Address the letter to a specific person. If sending something to The Steve Laube Agency, simply address the appropriate agent. Every proposal will cross the desk of the designated agent eventually. (Please do NOT send it to all of us at the same time)
Use this cover letter in the body of your email, but NOT the proposal and sample chapters! You’d be stunned to see how many people contact us with a blank email carrying only a subject line of “here it is.”
Don’t waste your time or ours. Do your homework! If you are submitting to an agent, visit their website and follow their guidelines!!! We cannot emphasize this enough! Make certain to spell the person’s name right. (My name is spelled, Steve Laube. Not “Laub” “Labe” “Lobby” “Looby” etc. But note that Bob Hostetler has to address me as “sir” or “the honorable” or “Mr. Boss”.)
If you use The Christian Writers Market Guide or some online database listing agents or editors, make sure you have the most current information because addresses do change (go to their website). Our main office changed its mailing address in February of 2007…and we still discover material is being sent to the old address. You would be astounded by the number of calls or inquiries we receive from writers who have not done their research. Someone called the Phoenix office the other day looking to talk to one of our agents who does not live or work in Phoenix.
Whatever you do, do not say your book is the next bestseller like Purpose Driven Life, Eat Pray Love, Left Behind, or The Shack, or that it will sell better than The Da Vinci Code, Twilight, Harry Potter, or The Chronicles of Narnia. That shows an ignorance of the market that is best left alone. [update note: These examples will date you really fast. The Harry Potter books are over 25 years old, published in 1997.]

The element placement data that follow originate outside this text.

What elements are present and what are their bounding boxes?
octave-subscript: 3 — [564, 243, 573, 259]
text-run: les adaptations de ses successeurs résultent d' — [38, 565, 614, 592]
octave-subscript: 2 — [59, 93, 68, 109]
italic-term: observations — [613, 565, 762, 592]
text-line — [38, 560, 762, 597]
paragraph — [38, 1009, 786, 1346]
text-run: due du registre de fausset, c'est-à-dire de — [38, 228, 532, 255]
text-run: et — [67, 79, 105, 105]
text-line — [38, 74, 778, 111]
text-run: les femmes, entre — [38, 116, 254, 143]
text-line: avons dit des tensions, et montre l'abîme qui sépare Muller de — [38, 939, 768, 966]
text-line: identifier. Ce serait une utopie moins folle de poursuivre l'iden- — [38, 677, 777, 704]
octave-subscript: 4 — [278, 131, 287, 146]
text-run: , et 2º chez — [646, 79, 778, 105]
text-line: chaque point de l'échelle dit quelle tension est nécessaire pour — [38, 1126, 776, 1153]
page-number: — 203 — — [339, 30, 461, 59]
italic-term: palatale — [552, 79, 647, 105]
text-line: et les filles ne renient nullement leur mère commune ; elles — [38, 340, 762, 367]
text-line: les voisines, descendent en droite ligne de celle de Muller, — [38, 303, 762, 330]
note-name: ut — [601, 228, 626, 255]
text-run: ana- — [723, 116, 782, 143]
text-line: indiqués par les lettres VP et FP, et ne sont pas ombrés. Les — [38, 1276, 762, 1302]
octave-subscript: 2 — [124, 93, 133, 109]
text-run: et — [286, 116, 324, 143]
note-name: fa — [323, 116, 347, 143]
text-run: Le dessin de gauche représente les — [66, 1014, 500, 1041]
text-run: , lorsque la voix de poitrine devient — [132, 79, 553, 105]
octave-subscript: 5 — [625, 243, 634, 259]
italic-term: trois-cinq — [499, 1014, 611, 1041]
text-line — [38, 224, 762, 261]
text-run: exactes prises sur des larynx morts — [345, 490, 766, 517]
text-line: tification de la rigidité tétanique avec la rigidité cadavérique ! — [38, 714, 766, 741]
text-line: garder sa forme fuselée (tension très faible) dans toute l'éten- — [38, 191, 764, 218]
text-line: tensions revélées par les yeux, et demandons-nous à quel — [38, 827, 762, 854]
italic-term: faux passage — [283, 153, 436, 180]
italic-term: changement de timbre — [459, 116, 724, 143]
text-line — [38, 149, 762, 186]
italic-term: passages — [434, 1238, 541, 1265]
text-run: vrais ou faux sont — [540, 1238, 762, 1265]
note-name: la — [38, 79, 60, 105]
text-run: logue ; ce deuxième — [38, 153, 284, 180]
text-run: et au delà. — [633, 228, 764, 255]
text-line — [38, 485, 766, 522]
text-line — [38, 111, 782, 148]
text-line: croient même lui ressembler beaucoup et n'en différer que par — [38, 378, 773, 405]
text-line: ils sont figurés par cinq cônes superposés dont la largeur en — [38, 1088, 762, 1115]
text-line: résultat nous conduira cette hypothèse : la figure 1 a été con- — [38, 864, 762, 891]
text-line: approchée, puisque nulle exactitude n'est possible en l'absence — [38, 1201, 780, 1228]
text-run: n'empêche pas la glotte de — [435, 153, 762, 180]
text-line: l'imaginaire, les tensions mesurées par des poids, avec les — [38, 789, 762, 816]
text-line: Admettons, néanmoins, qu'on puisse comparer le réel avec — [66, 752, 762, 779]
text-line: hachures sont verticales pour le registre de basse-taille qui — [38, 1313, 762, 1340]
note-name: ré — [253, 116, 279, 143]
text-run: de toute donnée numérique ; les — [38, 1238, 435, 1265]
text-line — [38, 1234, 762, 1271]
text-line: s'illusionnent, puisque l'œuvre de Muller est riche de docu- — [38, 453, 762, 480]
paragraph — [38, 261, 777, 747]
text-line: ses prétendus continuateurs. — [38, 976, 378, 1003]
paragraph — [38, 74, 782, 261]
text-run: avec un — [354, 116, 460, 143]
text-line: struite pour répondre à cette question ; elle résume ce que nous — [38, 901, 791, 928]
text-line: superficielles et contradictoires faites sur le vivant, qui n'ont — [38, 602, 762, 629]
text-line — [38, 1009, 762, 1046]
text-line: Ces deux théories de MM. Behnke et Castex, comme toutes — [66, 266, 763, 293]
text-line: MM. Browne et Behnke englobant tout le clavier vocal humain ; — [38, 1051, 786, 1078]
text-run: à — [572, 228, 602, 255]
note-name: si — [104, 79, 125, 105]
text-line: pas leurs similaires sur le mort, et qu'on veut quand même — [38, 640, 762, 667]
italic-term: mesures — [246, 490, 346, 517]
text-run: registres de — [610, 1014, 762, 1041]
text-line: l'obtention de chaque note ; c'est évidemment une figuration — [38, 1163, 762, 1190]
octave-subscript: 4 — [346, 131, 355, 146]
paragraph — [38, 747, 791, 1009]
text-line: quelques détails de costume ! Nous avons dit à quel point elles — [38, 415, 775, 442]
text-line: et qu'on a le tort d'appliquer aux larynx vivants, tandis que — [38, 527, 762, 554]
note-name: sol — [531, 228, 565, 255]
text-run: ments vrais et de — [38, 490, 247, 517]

In addition, please do not claim “God gave me this book so you must represent or publish it.” We are firm believers in the inspiration that comes from a faith-filled life, but making it part of your pitch is a big mistake. Read this blog post for a larger discussion on this point.
The 4-part Cover letter:
1) A simple introductory sentence is sufficient. Basically, you are saying “Hi. Thank you for the opportunity…”
2) Use a “sound bite” statement. A “sound bite” statement is the essence of your novel or non-fiction book idea in 40 words or less.
The fiction sound bite could include:
a. The heroic character
b. The central issue of the story
c. The heroic goal
d. The worthy adversary
f. The ending
g. A grabber
h. Or a twist
The non-fiction sound bite should include the main focus or topic.
One suggestion is to describe the Problem, Solution, and Application.
If someone were to ask about your book you would answer, “My book is about (write in your sound bite.)”
Another word for sound bite is “hook.”
3) Tell why your book is distinctive – identify who will read it. (Targeted age group….adult, teen, youth) – point out what’s fresh, new, and different.
One suggestion would be, for your intended genre, read several recent books in the same genre as your own to familiarize yourself with the market.
4) Give pertinent manuscript details: a) mention whether or not your book is completed (if it is not, then give an estimate as to when it will be finished) b) word length of the complete manuscript, even if it is an estimate (approximate – round off the number) c) pertinent biographical info d) tell the agent if it is a simultaneous submission e) let the agent know they can discard the proposal if rejected.
Click here to review a sample non-fiction cover letter from someone who approached us via an email inquiry. We signed her as a client.
Keep the letter to one page!!
Please don’t use narrow margins or tiny print to fit it all on one sheet. That is silly. We once received a cover letter with an 8-point font and 1/4-inch margins. It was virtually unreadable.